Paul had constructed thirty discrete tests to perform, most of them numerical, but some were qualitative, searching and comparing the names and addresses of vendors, banks, warehouses, and products, as well as key words related to transactions, assets, destinations, and personnel. Connecting people, places, and patterns of behavior sometimes proved more valuable in cracking a fraud case, especially when the fraudsters were good at hiding the numbers. In fact, one of the Singapore banks that did business with Dalfan had been connected to the North Korean rare-earth-element debacle a few years ago, though no charges were ever filed. It was an interesting coincidence he would check out later.
But it was number-crunching that dominated Paul’s work. He believed that most fraudsters weren’t as good at hiding the numbers as he was in finding them, and he had the track record to prove it. But he was no fool, and it usually took a combination of both investigative approaches to crack the hardest cases. As far as he knew, Dalfan was innocent of any wrongdoing, but for the sake of this exercise, he was going to assume they were hiding something, and hiding it very well.
Would he find Dalfan vendors that changed bank accounts frequently? Had any Dalfan employees authorized multiple payments for items below a certain threshold limit to avoid triggering a limit alarm? Were there invoice receipts paid for amounts greater than the goods receipts they were matched to? How many purchase payments were made that exceeded the purchase-order amounts?
And then there was his Benford’s law search engine.
Paul rolled up his sleeves. It was going to be another long day, but it was still going to be a lot of fun. It was hard for him to believe that anybody could find this kind of work boring.
28
Okay,” Jack said. “So what else is there?”
“Mostly technical details,” Singh said. “Maybe not that interesting.”
“Try me.”
Lian’s eyes narrowed, calculating.
Jack flashed a roguish smile. “I’m sure those technical details will look really great on that report.”
She nodded to Singh, defeated. “Fine. Go ahead.”
Singh pointed at the video wall. He punched another button.
The red and yellow terminal points flashed specific addresses, then a list of names and accompanying photos of the occupants of each residence on record. Singh paused the program again.
“Where did you get that data?” Jack asked.

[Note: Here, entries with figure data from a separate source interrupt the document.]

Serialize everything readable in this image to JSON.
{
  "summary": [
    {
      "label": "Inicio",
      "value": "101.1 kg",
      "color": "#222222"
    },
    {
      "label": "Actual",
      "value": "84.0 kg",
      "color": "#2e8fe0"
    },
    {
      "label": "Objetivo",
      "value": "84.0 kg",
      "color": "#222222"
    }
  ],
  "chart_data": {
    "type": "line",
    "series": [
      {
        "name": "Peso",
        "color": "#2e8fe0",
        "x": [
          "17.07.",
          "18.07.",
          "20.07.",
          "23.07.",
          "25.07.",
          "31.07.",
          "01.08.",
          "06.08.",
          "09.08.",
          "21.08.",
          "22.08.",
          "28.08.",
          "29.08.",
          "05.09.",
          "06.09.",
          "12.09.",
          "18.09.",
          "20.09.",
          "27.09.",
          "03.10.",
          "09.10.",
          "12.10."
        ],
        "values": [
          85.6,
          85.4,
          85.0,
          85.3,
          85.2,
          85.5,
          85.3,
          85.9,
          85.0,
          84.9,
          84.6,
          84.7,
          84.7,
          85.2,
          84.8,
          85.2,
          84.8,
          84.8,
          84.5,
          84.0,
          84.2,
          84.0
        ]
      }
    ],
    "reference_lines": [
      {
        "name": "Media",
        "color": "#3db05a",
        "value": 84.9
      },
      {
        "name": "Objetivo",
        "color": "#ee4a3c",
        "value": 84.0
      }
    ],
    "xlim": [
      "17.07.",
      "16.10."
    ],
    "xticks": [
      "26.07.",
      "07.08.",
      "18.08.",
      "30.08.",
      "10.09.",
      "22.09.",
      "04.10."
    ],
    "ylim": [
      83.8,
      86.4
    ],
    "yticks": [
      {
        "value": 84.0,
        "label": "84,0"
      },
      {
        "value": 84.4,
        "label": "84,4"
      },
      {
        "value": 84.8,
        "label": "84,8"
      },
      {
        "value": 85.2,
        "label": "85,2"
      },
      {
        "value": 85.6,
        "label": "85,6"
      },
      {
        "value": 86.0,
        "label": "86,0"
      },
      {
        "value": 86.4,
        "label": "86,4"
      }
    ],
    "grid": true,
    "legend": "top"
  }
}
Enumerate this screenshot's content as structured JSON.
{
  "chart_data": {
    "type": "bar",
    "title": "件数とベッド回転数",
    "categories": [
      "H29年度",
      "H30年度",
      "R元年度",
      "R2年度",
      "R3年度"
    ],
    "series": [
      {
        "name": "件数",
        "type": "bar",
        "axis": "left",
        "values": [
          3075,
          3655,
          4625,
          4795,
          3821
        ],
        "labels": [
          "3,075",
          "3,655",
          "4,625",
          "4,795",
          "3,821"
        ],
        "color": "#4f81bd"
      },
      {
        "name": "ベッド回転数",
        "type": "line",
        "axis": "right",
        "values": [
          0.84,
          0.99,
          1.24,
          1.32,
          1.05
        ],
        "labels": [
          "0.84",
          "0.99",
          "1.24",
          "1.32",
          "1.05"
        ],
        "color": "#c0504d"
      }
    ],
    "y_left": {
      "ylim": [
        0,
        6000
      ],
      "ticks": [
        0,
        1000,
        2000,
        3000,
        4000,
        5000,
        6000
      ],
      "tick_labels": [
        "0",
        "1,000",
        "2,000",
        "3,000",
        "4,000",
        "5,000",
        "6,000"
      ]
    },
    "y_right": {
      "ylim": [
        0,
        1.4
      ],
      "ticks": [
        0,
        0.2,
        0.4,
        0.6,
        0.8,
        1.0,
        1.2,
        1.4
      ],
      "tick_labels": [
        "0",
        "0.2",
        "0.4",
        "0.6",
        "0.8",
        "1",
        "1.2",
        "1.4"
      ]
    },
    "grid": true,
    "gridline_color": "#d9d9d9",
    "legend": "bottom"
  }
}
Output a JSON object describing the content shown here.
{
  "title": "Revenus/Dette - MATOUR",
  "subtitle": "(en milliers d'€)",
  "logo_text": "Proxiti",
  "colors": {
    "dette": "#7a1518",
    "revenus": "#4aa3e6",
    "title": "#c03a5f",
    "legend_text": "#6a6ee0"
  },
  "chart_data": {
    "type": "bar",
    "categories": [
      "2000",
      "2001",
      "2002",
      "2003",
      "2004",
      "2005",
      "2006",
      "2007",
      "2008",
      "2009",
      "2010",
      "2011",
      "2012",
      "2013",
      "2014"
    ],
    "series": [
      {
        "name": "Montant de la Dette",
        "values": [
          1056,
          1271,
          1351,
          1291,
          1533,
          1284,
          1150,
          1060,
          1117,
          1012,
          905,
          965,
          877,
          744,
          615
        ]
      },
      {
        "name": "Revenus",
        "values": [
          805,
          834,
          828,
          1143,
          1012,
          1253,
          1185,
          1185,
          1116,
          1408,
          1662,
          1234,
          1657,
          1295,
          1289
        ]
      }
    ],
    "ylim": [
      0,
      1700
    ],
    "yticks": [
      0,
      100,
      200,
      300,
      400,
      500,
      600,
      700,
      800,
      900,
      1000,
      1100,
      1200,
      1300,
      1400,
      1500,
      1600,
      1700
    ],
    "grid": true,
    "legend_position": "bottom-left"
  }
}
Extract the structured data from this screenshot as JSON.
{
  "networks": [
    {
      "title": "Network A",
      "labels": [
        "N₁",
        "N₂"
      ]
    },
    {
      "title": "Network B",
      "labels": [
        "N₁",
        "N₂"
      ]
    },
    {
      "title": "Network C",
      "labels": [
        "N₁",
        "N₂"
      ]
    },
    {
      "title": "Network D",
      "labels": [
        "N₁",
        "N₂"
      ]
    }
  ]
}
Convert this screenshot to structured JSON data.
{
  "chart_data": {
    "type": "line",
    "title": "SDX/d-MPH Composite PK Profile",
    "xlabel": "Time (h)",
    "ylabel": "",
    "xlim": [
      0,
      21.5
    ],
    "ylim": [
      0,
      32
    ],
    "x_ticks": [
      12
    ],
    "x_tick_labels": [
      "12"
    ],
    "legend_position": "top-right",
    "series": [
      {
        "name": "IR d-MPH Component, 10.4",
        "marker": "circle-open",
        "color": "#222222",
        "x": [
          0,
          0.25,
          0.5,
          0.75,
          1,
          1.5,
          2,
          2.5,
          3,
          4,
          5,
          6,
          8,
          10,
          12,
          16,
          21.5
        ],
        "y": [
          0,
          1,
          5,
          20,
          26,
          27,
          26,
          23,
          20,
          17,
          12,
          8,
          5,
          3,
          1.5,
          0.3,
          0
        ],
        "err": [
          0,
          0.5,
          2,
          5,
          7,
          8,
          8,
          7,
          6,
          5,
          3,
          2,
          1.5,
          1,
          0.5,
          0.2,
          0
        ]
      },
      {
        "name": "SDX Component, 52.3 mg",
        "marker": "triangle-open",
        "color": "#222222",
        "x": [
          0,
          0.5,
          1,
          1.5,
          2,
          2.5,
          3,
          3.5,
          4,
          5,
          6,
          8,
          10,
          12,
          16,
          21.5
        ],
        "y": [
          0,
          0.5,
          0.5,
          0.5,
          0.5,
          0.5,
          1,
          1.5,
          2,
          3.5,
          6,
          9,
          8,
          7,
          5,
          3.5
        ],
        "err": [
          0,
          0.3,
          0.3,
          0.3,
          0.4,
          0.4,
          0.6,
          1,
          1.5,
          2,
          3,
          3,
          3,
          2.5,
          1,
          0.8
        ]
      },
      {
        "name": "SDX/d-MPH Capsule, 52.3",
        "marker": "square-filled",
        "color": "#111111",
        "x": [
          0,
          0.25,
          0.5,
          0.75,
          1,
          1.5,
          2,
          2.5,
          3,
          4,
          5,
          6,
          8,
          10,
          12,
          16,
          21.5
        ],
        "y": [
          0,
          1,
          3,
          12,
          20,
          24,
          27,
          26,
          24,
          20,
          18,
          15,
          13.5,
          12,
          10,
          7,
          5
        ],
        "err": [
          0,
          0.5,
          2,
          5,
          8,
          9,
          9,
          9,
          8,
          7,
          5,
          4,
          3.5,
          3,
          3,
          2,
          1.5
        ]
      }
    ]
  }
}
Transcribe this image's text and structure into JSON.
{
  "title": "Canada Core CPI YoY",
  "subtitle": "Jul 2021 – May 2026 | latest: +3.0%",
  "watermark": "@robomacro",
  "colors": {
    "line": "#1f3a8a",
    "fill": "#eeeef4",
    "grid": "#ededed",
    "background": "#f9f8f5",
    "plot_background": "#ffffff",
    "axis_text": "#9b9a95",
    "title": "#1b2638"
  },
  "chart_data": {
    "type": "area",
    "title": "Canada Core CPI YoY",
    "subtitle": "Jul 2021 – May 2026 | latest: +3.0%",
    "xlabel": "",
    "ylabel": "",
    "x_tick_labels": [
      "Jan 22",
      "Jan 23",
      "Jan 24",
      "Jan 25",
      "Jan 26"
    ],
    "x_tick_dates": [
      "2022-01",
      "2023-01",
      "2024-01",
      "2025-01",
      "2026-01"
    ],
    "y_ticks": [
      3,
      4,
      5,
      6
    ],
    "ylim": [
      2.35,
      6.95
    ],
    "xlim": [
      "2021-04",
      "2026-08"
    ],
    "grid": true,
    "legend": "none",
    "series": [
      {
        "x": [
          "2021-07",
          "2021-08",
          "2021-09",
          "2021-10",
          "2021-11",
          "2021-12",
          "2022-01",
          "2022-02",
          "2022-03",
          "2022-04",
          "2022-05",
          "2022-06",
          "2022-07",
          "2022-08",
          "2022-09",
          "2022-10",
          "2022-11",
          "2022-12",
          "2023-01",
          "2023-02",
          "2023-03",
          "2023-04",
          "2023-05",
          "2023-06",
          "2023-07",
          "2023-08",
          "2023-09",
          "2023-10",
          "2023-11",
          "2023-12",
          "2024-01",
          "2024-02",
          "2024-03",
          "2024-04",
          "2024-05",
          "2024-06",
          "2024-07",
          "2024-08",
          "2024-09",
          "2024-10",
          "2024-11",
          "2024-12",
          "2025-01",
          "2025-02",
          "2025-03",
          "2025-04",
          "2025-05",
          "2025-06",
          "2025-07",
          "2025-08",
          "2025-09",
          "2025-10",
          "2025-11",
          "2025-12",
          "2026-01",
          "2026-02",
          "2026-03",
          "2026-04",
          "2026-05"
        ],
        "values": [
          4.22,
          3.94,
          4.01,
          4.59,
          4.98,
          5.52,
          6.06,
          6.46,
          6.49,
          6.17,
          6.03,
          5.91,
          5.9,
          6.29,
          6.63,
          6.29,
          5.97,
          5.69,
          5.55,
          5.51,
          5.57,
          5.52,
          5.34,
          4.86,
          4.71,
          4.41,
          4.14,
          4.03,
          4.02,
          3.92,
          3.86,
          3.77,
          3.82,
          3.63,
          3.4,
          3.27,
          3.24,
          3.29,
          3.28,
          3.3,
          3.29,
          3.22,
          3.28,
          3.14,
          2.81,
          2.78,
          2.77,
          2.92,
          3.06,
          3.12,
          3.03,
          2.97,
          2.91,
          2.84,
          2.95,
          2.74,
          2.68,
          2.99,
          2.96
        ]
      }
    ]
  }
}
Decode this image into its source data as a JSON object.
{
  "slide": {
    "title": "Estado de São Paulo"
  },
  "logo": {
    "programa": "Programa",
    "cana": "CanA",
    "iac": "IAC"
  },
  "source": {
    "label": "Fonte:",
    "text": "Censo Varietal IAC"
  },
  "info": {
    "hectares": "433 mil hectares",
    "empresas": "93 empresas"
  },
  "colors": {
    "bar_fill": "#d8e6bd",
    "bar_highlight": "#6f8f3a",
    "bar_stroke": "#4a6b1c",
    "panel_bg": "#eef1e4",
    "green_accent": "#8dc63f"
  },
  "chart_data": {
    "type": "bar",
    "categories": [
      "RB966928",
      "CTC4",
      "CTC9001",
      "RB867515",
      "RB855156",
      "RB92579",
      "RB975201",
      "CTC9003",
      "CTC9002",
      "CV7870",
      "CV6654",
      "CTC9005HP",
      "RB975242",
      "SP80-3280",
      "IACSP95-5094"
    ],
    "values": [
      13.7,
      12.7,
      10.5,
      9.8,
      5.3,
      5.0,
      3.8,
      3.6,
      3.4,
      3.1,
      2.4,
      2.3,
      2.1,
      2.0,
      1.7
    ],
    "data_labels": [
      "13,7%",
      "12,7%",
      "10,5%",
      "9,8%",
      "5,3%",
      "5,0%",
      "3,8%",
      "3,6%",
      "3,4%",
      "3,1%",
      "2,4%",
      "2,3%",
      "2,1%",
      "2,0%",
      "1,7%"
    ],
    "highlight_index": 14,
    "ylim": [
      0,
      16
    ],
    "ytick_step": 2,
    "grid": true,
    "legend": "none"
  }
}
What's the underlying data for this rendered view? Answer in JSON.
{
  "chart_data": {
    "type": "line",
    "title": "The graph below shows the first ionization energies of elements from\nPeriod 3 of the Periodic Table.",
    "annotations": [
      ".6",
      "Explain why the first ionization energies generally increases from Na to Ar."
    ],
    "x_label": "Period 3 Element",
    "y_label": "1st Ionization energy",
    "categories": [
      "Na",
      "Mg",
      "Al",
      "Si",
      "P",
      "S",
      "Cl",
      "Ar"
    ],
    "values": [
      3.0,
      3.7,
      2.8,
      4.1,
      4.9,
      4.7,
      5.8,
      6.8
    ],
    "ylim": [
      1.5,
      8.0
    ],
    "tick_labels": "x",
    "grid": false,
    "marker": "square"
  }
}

“What you see on the screen right now is all OSINT. Facebook, Twitter, LinkedIn, YouTube — these are all big platforms in Singapore just like the U.S. We also utilize phone number listings, tax records, and all of the public filings.” Singh paused. “But because this is a pilot project for the SPF, we’re also linked into their databases — immigration, prison records, internal security, civil defense, and even Interpol. So we can get virtually any information we need about anybody at any time if they’re in Singapore.”
“And you’re pulling all of them together into one analytical platform?”
Singh beamed with pride. “My teams write great algorithms. That’s our secret weapon, Mr. Ryan.”
“Even more impressive.”
Singh then highlighted the photo of a twenty-eight-year-old male named Ho who was living in the red terminal point. He tapped another key and more data came up. “You can see that Mr. Ho is employed by the delivery company we’ve been tracking. So now we have a good confirmation that he’s one of our targets.”
Singh hesitated.
“Is there a problem?”
Singh glanced at Lian one last time for a final nod of confirmation.
Singh continued. “If we let the software keep tracing their movements from the previous day, week, month, or year, we can collect all sorts of interesting data. Every time they enter a building we can determine who they are meeting with. Then we can trace the movements of those new targets as well. In this way, we can reconstruct entire networks of people, establish relationships, property locations, patterns of movement, et cetera, and all in far less time and for far less cost than traditional methods.”
Jack ran the calculations in his head, multiplying the number of policemen times the number of hours in stakeouts, surveillance ops, shift rotations, vehicle miles driven, and a dozen other cost factors that added up to hundreds of thousands of dollars in salaries and expenses for even small intelligence operations over a decent length of time.
“Let me show you a quick example. We’ve been running this test program for the last sixty-four days. So let’s see what Mr. Ho has been up to.”
Singh tapped several more keys. First, he cleared the screen of the yellow line representing the other delivery driver, then extended the time-trace parameter to sixty-four days. Nearly instantly, the screen filled with a crazy spiderweb of red lines, all tracing Ho’s movements, and all centered on Ho’s residence. The red lines mostly tracked along the same routes, with a few loose strands snaking around the island to parks, recreation areas, and shopping centers.